The Vanguard Of Dub ! L'avant-garde du dub ! Le style warrior d'Iration Steppas n'a plus à faire ses preuves. Considérés comme des pionniers de la nouvelle génération des sound systems UK, les membres d'Iration Steppas ont su amener de la nouveauté dans cette scène avec leurs looks, leur musique teintée de différentes influences et leurs multiples supports. Sous l'impulsion de l'excentrique boss Mark Iration, ils sont parvenus à intégrer la crème des sound systems à force de travail et de passion. Ce dernier s'est livré à nous lors d'un passage en France, avouant ses faiblesses et ses doutes tout en montrant un amour inconditionnel pour sa musique et son activité. Accompagné du discret MC Dan Man, il nous raconte l'histoire d'Iration et sa vision de la culture sound system.

Vous avez commencé Iration Steppas dans les années 90, mais toi Mark tu étais déjà dans le milieu des sound systems avant n’est-ce pas ?
Mark Iration : Oui. Avant Iration Steppas, je travaillais déjà avec des sound systems. J’ai commencé quand j’étais encore à l’école. Au début, je rangeais juste les disques dans leurs pochettes pour d’autres selectors. Puis j’ai commencé à prendre le micro, à chanter un peu. J’étais aussi boxman ! Je déchargeais les enceintes du camion. Puis j’ai intégré le sound system Ambassador et après j’ai collaboré avec d’autres sounds à Leeds comme Ras Sparta ou Kooler Ruler, puis Conquering Lion à Bradford. Puis j’ai construit un sound qui s’appelait Ital Rockers avec mon ami Sammy, mais pas Sammy Dread, un autre Sammy. Ça c’était dans les années 80. Et à la toute fin de 1989, on a créé Iration Steppas. Donc oui je connais les sounds ! J’en ai construit plein !

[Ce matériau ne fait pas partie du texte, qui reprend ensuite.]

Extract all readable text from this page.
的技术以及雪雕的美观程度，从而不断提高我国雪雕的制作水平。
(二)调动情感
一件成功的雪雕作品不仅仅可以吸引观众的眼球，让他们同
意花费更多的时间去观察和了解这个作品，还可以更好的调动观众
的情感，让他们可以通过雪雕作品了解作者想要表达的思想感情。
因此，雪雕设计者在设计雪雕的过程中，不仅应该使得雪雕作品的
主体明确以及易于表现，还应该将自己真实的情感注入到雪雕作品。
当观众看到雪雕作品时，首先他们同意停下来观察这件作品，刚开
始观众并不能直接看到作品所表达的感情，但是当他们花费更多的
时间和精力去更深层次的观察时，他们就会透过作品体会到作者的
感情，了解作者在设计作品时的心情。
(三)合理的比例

Iration Steppas a été créé à Leeds. En France, on connaît bien la scène londonienne, mais comment se portait-elle à Leeds ?

Mark Iration : A l’époque, toutes les grandes villes d’Angleterre étaient actives dans les sound systems. Londres, Manchester, Leeds, Leicester. Il n’y en avait pas seulement à Londres. C’est juste que Londres est la capitale donc les sounds se sont développés plus vite, car c’est là qu’on trouvait les dernières nouveautés en ce qui concerne le matériel, les enceintes, les amplis et tout ça. Mais il y a toujours eu des sounds partout en Angleterre et aujourd’hui c’est pareil. Je ne dirais pas que Londres est toujours la capitale des sound systems, car aujourd’hui tu peux trouver du bon matériel partout. Il y a beaucoup de bons sounds au Nord et dans tout le reste du pays. Birmingham était une place importante pour les sound systems par exemple.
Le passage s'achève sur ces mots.